Department of Pathology and Cell Biology, College of Physicians and Surgeons, Columbia University, New York, NY, United States of America.
Department of Neurology, Yale School of Medicine, Yale University, New Haven, CT, United States of America.
PLoS One. 2019 Aug 12;14(8):e0220512. doi: 10.1371/journal.pone.0220512. eCollection 2019.
Essential tremor (ET) is one of the most common movement disorders. The etiology of ET remains largely unexplained.
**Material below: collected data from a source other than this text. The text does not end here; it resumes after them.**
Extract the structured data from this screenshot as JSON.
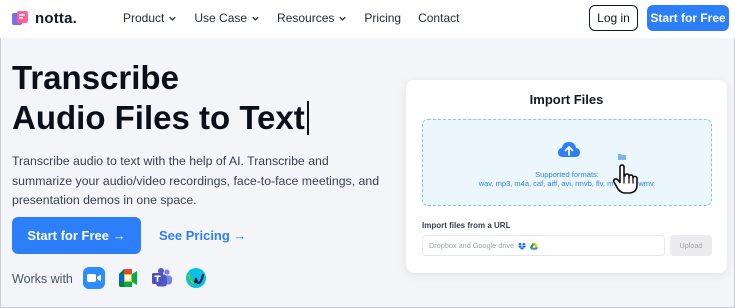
{
  "brand": {
    "name": "notta."
  },
  "nav": {
    "items": [
      {
        "label": "Product",
        "has_dropdown": true
      },
      {
        "label": "Use Case",
        "has_dropdown": true
      },
      {
        "label": "Resources",
        "has_dropdown": true
      },
      {
        "label": "Pricing",
        "has_dropdown": false
      },
      {
        "label": "Contact",
        "has_dropdown": false
      }
    ],
    "login_label": "Log in",
    "start_label": "Start for Free"
  },
  "hero": {
    "title_line1": "Transcribe",
    "title_line2": "Audio Files to Text",
    "description": "Transcribe audio to text with the help of AI. Transcribe and summarize your audio/video recordings, face-to-face meetings, and presentation demos in one space.",
    "primary_cta": "Start for Free →",
    "secondary_cta": "See Pricing →",
    "works_with_label": "Works with",
    "apps": [
      "zoom-icon",
      "google-meet-icon",
      "microsoft-teams-icon",
      "webex-icon"
    ]
  },
  "import_card": {
    "title": "Import Files",
    "supported_label": "Supported formats:",
    "formats": "wav, mp3, m4a, caf, aiff, avi, rmvb, flv, m          , wmv.",
    "url_label": "Import files from a URL",
    "url_placeholder": "Dropbox and Google drive",
    "upload_label": "Upload"
  },
  "colors": {
    "accent": "#2d7ff9",
    "dropzone_bg": "#ecf6fd",
    "dropzone_border": "#8ec4ea"
  }
}
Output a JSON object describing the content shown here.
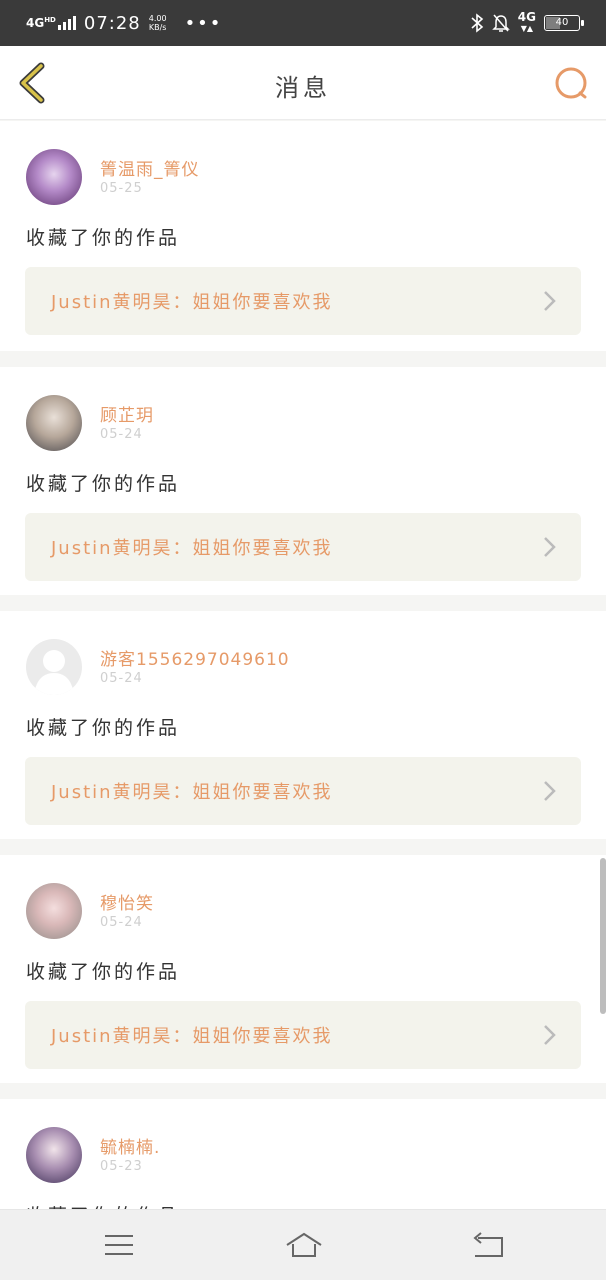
{
  "status_bar": {
    "network": "4G",
    "network_sup": "HD",
    "time": "07:28",
    "speed_value": "4.00",
    "speed_unit": "KB/s",
    "more": "•••",
    "right_network": "4G",
    "battery": "40",
    "battery_level": 0.4
  },
  "header": {
    "title": "消息"
  },
  "colors": {
    "accent": "#e69a68",
    "back_arrow": "#d8c24a"
  },
  "messages": [
    {
      "username": "箐温雨_箐仪",
      "date": "05-25",
      "action": "收藏了你的作品",
      "work": "Justin黄明昊：姐姐你要喜欢我"
    },
    {
      "username": "顾芷玥",
      "date": "05-24",
      "action": "收藏了你的作品",
      "work": "Justin黄明昊：姐姐你要喜欢我"
    },
    {
      "username": "游客1556297049610",
      "date": "05-24",
      "action": "收藏了你的作品",
      "work": "Justin黄明昊：姐姐你要喜欢我"
    },
    {
      "username": "穆怡笑",
      "date": "05-24",
      "action": "收藏了你的作品",
      "work": "Justin黄明昊：姐姐你要喜欢我"
    },
    {
      "username": "毓楠楠.",
      "date": "05-23",
      "action": "收藏了你的作品",
      "work": ""
    }
  ],
  "nav": {
    "icons": [
      "menu-icon",
      "home-icon",
      "back-icon"
    ]
  }
}
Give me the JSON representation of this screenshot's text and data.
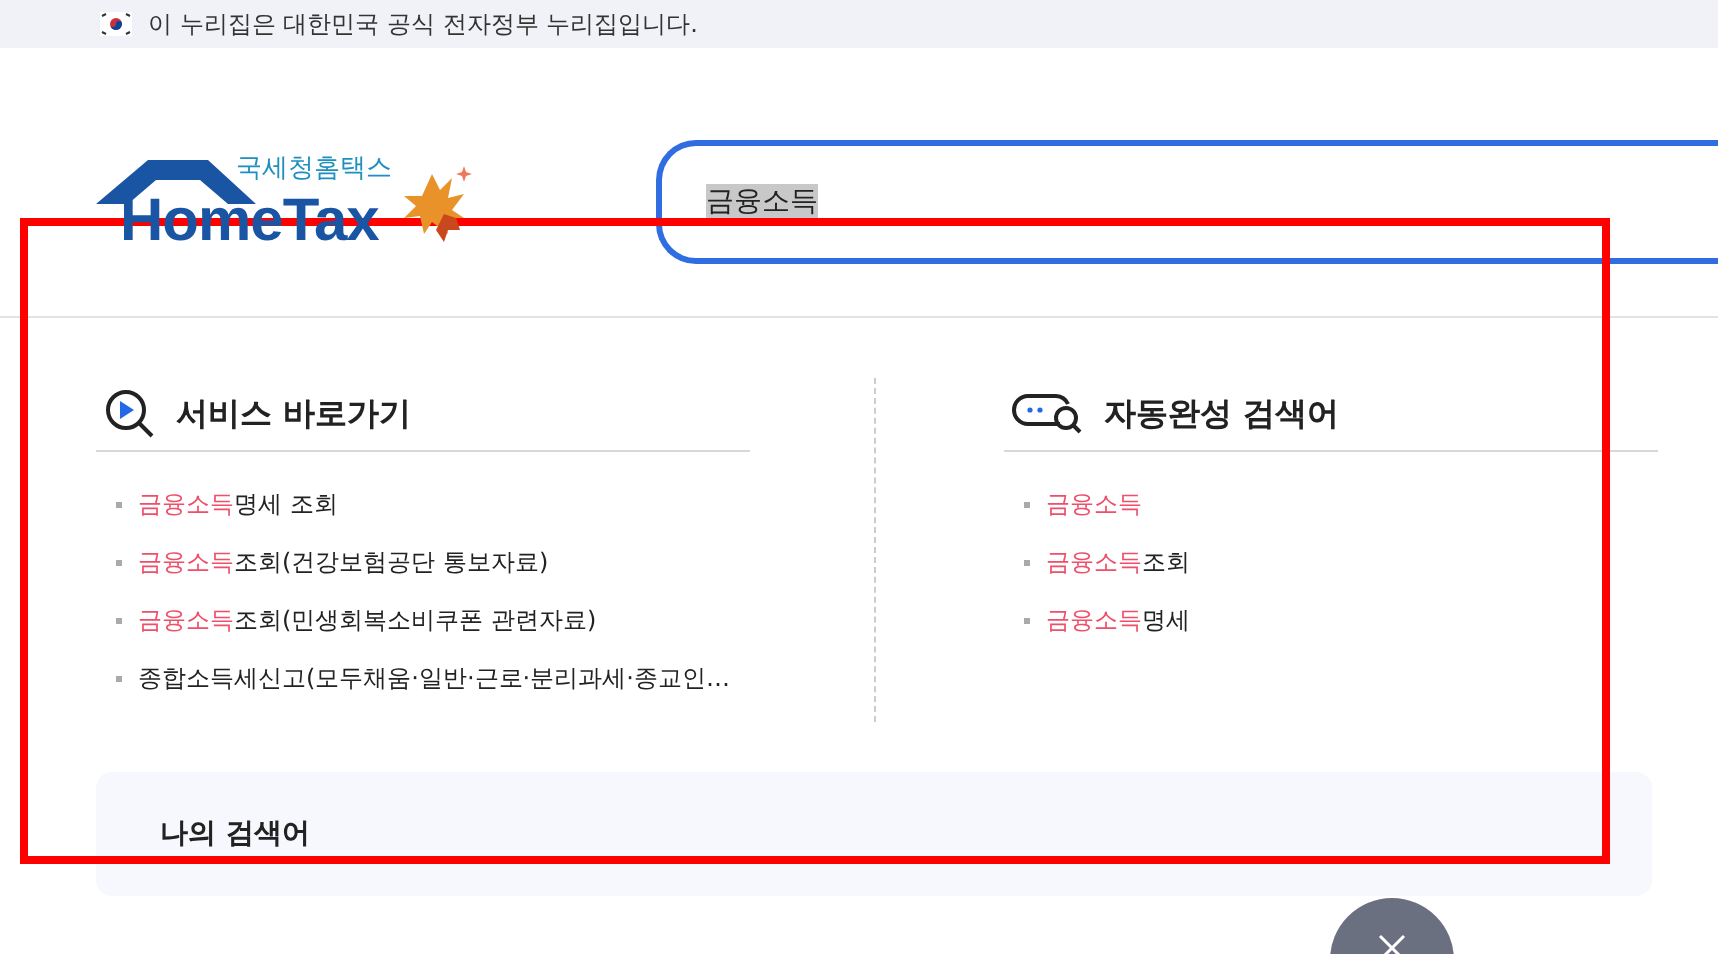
{
  "banner": {
    "text": "이 누리집은 대한민국 공식 전자정부 누리집입니다."
  },
  "logo": {
    "subtitle": "국세청홈택스",
    "name": "HomeTax"
  },
  "search": {
    "value": "금융소득",
    "selected_text": true
  },
  "services": {
    "title": "서비스 바로가기",
    "items": [
      {
        "highlight": "금융소득",
        "text": "명세 조회"
      },
      {
        "highlight": "금융소득",
        "text": "조회(건강보험공단 통보자료)"
      },
      {
        "highlight": "금융소득",
        "text": "조회(민생회복소비쿠폰 관련자료)"
      },
      {
        "text": "종합소득세신고(모두채움·일반·근로·분리과세·종교인…"
      }
    ]
  },
  "autocomplete": {
    "title": "자동완성 검색어",
    "items": [
      {
        "highlight": "금융소득"
      },
      {
        "highlight": "금융소득",
        "text": "조회"
      },
      {
        "highlight": "금융소득",
        "text": "명세"
      }
    ]
  },
  "my_searches": {
    "title": "나의 검색어"
  }
}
Whole genome sequencing (WGS) is likely to be of value in understanding a large proportion of ET with Mendelian and complex disease inheritance patterns. In ET families with Mendelian inheritance patterns, WGS may lead to gene identification where WES analysis failed to identify the causative single nucleotide variant (SNV) or indel due to incomplete coverage of the entire coding region of the genome, in addition to accurate detection of larger structural variants (SVs) and copy number variants (CNVs). Alternatively, in ET families with complex disease inheritance patterns with gene x gene and gene x environment interactions enrichment of functional rare coding and non-coding variants may explain the heritability of ET. We performed WGS in eight ET families (n = 40 individuals) enrolled in the Family Study of Essential Tremor. The analysis included filtering WGS data based on allele frequency in population databases, rare SNV and indel classification and association testing using the Mixed-Model Kernel Based Adaptive Cluster (MM-KBAC) test. A separate analysis of rare SV and CNVs segregating within ET families was also performed. Prioritization of candidate genes identified within families was performed using phenolyzer. WGS analysis identified candidate genes for ET in 5/8 (62.5%) of the families analyzed. WES analysis in a subset of these families in our previously published study failed to identify candidate genes. In one family, we identified a deleterious and damaging variant (c.1367G>A, p.(Arg456Gln)) in the candidate gene, CACNA1G, which encodes the pore forming subunit of T-type Ca(2+) channels, CaV3.1, and is expressed in various motor pathways and has been previously implicated in neuronal autorhythmicity and ET. Other candidate genes identified include SLIT3 which encodes an axon guidance molecule and in three families, phenolyzer prioritized genes that are associated with hereditary neuropathies (family A, KARS, family B, KIF5A and family F, NTRK1). Functional studies of CACNA1G and SLIT3 suggest a role for these genes in ET disease pathogenesis.
特发性震颤(ET)是最常见的运动障碍之一。ET 的病因在很大程度上仍未得到解释。全基因组测序(WGS)可能有助于了解具有孟德尔和复杂疾病遗传模式的很大一部分 ET。在具有孟德尔遗传模式的 ET 家族中,WGS 可能导致基因识别,而 WES 分析由于基因组整个编码区域的覆盖不完全,无法识别导致单核苷酸变异(SNV)或插入缺失的原因,此外还可以准确检测到较大的结构变异(SV)和拷贝数变异(CNV)。或者,在具有基因 x 基因和基因 x 环境相互作用的复杂疾病遗传模式的 ET 家族中,功能罕见编码和非编码变异的富集可能解释 ET 的遗传性。我们对纳入家族性特发性震颤研究的 8 个 ET 家族(n = 40 人)进行了 WGS。分析包括基于人群数据库中的等位基因频率过滤 WGS 数据、罕见 SNV 和插入缺失分类以及使用混合模型核自适应聚类(MM-KBAC)测试进行关联测试。还对在 ET 家族中分离的罕见 SV 和 CNV 进行了单独分析。使用 phenolyzer 对家族内鉴定的候选基因进行优先级排序。在分析的 8 个家族中有 5 个(62.5%)家族确定了 ET 的候选基因。在我们之前发表的研究中,对这些家族的亚组进行的 WES 分析未能确定候选基因。在一个家族中,我们在候选基因 CACNA1G 中发现了一个有害和破坏性的变异(c.1367G>A,p.(Arg456Gln)),该基因编码 T 型钙(Ca 2+)通道的孔形成亚基,CaV3.1,在各种运动途径中表达,并与神经元自激和 ET 有关。鉴定的其他候选基因包括编码轴突导向分子的 SLIT3,在三个家族中,phenolyzer 优先考虑与遗传性神经病相关的基因(家族 A,KARS,家族 B,KIF5A 和家族 F,NTRK1)。CACNA1G 和 SLIT3 的功能研究表明这些基因在 ET 疾病发病机制中的作用。